Adams is alleging Georgia Power's Plant Scherer is responsible for the rise in health issues, and pollution around the community.
Adams anticipates the suit will go to trial once the court gets evidence from both parties.
Earlier this year, we reported Adams and a New York law firm filed 23 lawsuits against Georgia power, and other owners of Plant Scherer, and Vulcan materials for similar reasons.
Georgia Power released the following statement to 41NBC News:
Plant Scherer is one of the largest coal-fired electric generating plants in the United States with a total capacity of 3.27 million kilowatts. Greenhouse gases are released to the atmosphere when fossil fuels are burned, so a plant's greenhouse gas emissions are directly linked to its electricity generation.

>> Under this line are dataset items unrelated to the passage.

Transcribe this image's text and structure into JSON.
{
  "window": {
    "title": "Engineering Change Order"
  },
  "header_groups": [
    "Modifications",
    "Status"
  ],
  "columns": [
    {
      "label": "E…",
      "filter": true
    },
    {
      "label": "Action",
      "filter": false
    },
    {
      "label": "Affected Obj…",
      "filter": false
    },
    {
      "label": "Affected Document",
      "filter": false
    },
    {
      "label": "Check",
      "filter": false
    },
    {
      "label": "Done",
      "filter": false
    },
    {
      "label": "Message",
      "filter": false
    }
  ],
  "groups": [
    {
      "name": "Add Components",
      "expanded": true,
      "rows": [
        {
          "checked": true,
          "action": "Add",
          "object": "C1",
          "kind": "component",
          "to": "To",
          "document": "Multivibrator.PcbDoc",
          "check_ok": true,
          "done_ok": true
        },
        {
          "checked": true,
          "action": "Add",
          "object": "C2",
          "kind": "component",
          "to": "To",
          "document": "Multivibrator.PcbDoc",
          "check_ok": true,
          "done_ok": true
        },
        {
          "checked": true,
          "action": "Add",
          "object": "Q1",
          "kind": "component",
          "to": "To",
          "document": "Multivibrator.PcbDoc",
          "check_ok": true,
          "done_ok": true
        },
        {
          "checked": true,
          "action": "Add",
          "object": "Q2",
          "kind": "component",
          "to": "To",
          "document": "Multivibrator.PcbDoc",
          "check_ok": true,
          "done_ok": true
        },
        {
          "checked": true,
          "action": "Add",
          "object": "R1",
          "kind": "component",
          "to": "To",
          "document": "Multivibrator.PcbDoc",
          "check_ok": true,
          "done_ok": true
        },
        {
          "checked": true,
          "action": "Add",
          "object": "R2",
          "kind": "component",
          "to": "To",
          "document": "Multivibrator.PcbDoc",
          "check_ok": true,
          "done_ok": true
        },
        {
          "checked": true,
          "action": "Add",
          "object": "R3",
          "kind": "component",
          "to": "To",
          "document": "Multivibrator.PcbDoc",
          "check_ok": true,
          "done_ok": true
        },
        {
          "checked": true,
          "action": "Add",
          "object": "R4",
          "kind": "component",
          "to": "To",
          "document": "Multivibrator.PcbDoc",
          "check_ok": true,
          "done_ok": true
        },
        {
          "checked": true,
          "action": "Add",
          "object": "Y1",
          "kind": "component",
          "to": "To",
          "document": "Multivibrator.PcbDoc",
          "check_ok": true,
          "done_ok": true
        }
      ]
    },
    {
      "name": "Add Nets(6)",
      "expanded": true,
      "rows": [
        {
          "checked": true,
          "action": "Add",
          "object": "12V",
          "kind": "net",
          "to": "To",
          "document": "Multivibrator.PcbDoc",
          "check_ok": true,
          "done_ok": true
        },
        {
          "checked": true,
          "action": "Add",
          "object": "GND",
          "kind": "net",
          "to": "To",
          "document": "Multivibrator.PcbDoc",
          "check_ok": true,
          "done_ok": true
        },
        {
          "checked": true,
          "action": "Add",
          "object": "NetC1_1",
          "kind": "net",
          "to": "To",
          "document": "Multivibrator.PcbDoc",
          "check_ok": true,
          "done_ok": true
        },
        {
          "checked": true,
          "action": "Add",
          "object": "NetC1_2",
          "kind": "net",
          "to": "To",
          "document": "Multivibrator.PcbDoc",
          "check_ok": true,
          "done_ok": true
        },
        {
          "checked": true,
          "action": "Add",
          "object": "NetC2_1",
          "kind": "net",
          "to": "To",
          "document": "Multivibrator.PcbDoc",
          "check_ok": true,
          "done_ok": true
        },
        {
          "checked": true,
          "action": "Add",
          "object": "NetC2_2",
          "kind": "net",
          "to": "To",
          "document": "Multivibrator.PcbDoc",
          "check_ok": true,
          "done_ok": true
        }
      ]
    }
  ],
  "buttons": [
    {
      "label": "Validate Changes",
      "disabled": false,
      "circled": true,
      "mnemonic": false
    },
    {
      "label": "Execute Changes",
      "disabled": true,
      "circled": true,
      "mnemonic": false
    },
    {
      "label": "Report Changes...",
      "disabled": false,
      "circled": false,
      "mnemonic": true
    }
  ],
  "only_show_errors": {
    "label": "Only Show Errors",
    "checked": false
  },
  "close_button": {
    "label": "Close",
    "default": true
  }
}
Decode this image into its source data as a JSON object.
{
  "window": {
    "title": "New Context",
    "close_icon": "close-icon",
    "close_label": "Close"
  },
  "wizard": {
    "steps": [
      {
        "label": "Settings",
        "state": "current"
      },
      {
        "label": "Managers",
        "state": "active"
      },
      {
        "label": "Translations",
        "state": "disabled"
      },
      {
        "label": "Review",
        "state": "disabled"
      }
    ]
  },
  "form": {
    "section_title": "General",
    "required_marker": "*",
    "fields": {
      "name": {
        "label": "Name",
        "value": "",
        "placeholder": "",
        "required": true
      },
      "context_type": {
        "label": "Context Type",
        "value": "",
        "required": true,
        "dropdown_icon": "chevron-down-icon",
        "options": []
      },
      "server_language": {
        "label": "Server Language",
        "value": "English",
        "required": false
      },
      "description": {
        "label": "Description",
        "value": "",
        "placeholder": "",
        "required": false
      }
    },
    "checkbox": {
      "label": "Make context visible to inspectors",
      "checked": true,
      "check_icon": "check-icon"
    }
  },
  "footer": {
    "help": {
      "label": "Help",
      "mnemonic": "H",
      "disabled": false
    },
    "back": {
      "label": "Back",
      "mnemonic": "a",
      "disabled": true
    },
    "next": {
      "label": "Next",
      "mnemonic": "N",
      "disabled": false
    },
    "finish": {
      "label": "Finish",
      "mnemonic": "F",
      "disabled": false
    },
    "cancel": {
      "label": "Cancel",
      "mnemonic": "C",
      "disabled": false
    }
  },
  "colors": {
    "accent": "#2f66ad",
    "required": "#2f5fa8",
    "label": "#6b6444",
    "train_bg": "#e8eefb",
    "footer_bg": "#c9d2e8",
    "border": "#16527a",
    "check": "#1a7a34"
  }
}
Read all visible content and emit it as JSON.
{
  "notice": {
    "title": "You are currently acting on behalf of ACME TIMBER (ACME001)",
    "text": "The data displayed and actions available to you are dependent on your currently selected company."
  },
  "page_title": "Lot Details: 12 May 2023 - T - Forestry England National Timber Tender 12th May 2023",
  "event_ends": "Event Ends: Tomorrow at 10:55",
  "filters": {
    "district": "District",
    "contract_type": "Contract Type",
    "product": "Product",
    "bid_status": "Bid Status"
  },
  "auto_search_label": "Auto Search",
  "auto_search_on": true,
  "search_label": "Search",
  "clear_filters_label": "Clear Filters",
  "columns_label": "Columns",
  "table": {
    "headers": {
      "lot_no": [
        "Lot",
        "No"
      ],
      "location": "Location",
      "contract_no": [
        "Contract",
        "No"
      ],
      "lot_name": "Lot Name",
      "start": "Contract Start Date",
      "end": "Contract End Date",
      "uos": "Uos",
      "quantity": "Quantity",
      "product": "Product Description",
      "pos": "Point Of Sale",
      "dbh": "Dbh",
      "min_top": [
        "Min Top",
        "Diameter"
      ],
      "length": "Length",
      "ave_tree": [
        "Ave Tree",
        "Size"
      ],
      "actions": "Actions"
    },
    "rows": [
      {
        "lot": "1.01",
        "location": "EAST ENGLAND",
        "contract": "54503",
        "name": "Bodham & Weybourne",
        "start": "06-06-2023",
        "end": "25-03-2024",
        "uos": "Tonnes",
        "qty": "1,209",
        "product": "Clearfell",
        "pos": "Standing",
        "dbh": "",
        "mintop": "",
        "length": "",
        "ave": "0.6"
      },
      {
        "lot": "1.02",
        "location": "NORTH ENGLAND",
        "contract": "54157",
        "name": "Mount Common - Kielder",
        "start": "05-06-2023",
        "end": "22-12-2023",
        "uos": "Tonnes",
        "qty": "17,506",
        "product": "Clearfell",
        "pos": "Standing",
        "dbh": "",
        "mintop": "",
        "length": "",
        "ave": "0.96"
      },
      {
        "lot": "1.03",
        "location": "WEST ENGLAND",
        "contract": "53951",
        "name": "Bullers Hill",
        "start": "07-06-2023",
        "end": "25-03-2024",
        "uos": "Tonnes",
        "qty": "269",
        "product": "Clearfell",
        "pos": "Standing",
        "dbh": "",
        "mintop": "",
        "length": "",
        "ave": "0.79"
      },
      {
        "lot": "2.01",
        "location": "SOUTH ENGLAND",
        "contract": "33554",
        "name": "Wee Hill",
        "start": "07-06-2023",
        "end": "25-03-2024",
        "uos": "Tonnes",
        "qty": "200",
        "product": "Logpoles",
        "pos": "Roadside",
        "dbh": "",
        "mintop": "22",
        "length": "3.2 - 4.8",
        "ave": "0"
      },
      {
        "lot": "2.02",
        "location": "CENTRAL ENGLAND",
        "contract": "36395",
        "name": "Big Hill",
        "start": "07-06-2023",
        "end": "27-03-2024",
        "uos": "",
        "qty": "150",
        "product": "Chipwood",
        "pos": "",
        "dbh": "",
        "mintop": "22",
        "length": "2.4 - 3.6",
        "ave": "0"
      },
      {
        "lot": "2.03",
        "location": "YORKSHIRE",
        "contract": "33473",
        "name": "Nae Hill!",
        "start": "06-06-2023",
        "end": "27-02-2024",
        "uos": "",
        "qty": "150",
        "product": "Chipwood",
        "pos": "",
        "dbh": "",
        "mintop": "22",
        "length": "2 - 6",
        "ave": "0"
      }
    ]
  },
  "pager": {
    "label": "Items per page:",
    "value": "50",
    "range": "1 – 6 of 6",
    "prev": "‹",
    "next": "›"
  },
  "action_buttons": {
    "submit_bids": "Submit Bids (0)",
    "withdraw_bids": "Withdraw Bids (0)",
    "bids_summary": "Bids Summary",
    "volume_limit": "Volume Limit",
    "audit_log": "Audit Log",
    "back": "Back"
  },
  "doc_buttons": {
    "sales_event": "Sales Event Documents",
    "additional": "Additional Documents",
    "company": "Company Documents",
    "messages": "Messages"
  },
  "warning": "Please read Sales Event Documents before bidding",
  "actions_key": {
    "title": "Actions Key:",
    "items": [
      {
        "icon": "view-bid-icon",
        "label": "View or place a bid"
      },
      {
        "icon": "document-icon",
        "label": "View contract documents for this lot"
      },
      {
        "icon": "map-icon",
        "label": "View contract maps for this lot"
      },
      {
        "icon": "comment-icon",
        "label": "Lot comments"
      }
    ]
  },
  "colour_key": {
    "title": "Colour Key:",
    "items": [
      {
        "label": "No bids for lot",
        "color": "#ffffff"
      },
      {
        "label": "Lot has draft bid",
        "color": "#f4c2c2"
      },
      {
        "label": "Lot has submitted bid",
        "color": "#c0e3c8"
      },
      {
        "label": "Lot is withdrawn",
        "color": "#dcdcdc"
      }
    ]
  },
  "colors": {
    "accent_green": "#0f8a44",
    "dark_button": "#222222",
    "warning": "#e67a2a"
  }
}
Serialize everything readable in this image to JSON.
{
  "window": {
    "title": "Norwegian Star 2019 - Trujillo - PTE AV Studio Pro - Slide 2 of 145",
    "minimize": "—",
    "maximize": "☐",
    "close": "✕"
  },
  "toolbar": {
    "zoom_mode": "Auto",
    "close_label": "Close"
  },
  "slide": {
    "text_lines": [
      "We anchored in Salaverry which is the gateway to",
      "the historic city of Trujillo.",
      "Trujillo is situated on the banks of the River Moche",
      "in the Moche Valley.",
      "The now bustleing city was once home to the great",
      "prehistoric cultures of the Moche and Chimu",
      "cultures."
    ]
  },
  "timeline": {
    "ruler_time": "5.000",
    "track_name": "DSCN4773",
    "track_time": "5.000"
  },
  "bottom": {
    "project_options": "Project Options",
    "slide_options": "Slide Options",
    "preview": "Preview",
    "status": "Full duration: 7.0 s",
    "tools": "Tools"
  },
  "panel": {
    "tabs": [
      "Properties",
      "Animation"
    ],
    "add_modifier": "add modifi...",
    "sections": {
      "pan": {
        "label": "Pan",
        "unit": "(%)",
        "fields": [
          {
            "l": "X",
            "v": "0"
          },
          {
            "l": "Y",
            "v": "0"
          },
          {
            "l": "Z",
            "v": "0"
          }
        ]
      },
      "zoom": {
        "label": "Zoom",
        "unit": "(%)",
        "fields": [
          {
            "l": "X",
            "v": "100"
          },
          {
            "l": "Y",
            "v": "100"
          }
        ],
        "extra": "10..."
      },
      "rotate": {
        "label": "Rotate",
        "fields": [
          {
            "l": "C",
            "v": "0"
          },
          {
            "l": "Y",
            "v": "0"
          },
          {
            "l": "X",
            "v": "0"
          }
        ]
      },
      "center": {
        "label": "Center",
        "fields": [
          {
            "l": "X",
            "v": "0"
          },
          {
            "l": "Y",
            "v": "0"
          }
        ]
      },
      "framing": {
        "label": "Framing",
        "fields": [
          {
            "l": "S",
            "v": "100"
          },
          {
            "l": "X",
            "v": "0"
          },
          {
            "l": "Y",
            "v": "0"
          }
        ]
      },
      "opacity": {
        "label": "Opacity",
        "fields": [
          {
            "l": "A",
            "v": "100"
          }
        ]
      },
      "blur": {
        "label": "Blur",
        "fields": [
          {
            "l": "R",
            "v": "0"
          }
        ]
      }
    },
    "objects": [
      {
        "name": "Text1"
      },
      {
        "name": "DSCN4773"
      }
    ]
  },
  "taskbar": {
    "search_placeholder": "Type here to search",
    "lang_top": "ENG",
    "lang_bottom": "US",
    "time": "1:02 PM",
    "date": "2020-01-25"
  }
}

In 2012, Plant Scherer was the top generator of electricity among fossil-fuel power plants in the U.S.
More than $2 billion has been invested in emissions control equipment at Plant Scherer, including scrubbers, Selective Catalytic Reduction units (SCRs) and baghouses. These controls will result in the reduction of sulfur dioxide emissions by more than 95 percent, nitrogen oxides emissions by more than 60 percent, and mercury emissions by more than 80 percent.
Georgia Power and Plant Scherer comply with all standards for air and water quality that are set by the U.S. Environmental Protection Agency (EPA) and Georgia Environmental Protection Division (EPD).
Georgia Power is in the midst of a more-than-$5 billion environmental construction program. This involves building scrubbers, SCRs, baghouses, and using other technologies to control emissions at our fossil-fuel power plants. These controls are greatly reducing the emission levels for sulfur dioxide (SO2) by more than 90 percent, nitrogen oxide (NOx) by more than 85 percent and mercury by more than 85 percent.